Vertica evaluates the footprint of different data types as follows:

  • Strings and binary types—CHAR, VARCHAR, BINARY, VARBINARY—are counted as their actual size in bytes using UTF-8 encoding.
  • Numeric data types are evaluated as if they were printed. Each digit counts as a byte, as does any decimal point, sign, or scientific notation. For example, -123.456 counts as eight bytes—six digits plus the decimal point and minus sign.
  • Date/time data types are evaluated as if they were converted to text, including hyphens, spaces, and colons. For example, vsql prints a timestamp value of 2011-07-04 12:00:00 as 19 characters, or 19 bytes.

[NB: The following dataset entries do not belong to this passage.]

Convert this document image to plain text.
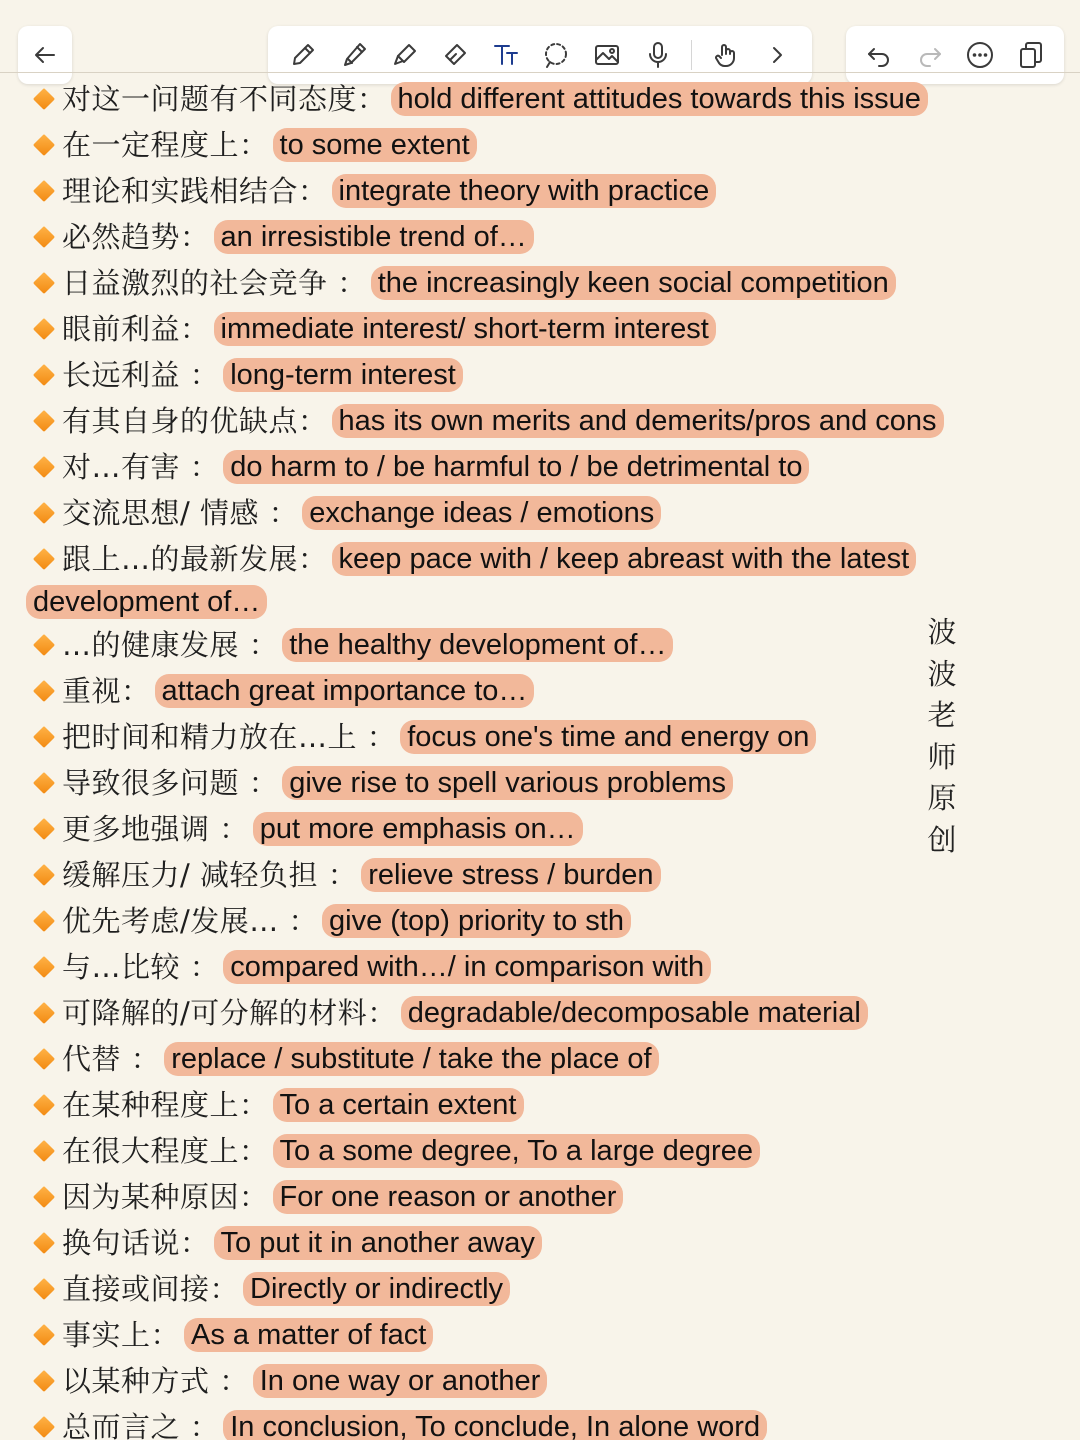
对这一问题有不同态度： hold different attitudes towards this issue
在一定程度上： to some extent
理论和实践相结合： integrate theory with practice
必然趋势： an irresistible trend of…
日益激烈的社会竞争 ： the increasingly keen social competition
眼前利益： immediate interest/ short-term interest
长远利益 ： long-term interest
有其自身的优缺点： has its own merits and demerits/pros and cons
对…有害 ： do harm to / be harmful to / be detrimental to
交流思想/ 情感 ： exchange ideas / emotions
跟上…的最新发展： keep pace with / keep abreast with the latest
development of…
…的健康发展 ： the healthy development of…
重视： attach great importance to…
把时间和精力放在…上 ： focus one's time and energy on
导致很多问题 ： give rise to spell various problems
更多地强调 ： put more emphasis on…
缓解压力/ 减轻负担 ： relieve stress / burden
优先考虑/发展… ： give (top) priority to sth
与…比较 ： compared with…/ in comparison with
可降解的/可分解的材料： degradable/decomposable material
代替 ： replace / substitute / take the place of
在某种程度上： To a certain extent
在很大程度上： To a some degree, To a large degree
因为某种原因： For one reason or another
换句话说： To put it in another away
直接或间接： Directly or indirectly
事实上： As a matter of fact
以某种方式 ： In one way or another
总而言之 ： In conclusion, To conclude, In alone word
波
波
老
师
原
创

Controlling Audit Accuracy

AUDIT can specify the level of an audit's error tolerance and confidence, by default set to 5 and 99 percent, respectively. For example, you can obtain a high level of audit accuracy by setting error tolerance and confidence level to 0 and 100 percent, respectively. Unlike estimating raw data size with statistical sampling, Vertica dumps all audited data to a raw format to calculate its size. If you audit the entire database at this level, the audit also includes contents of the WOS.

Vertica discourages database-wide audits at this level. Doing so can have a significant adverse impact on database performance.

The following example audits the database with 25% error tolerance:

=> SELECT AUDIT('', 25);
(1 row)

The following example audits the database with 25% level of tolerance and 90% confidence level:

=> SELECT AUDIT('',25,90);
(1 row)

These accuracy settings have no effect on audits of external tables based on ORC or Parquet files. Audits of external tables based on these formats always use the file size of ORC or Parquet files.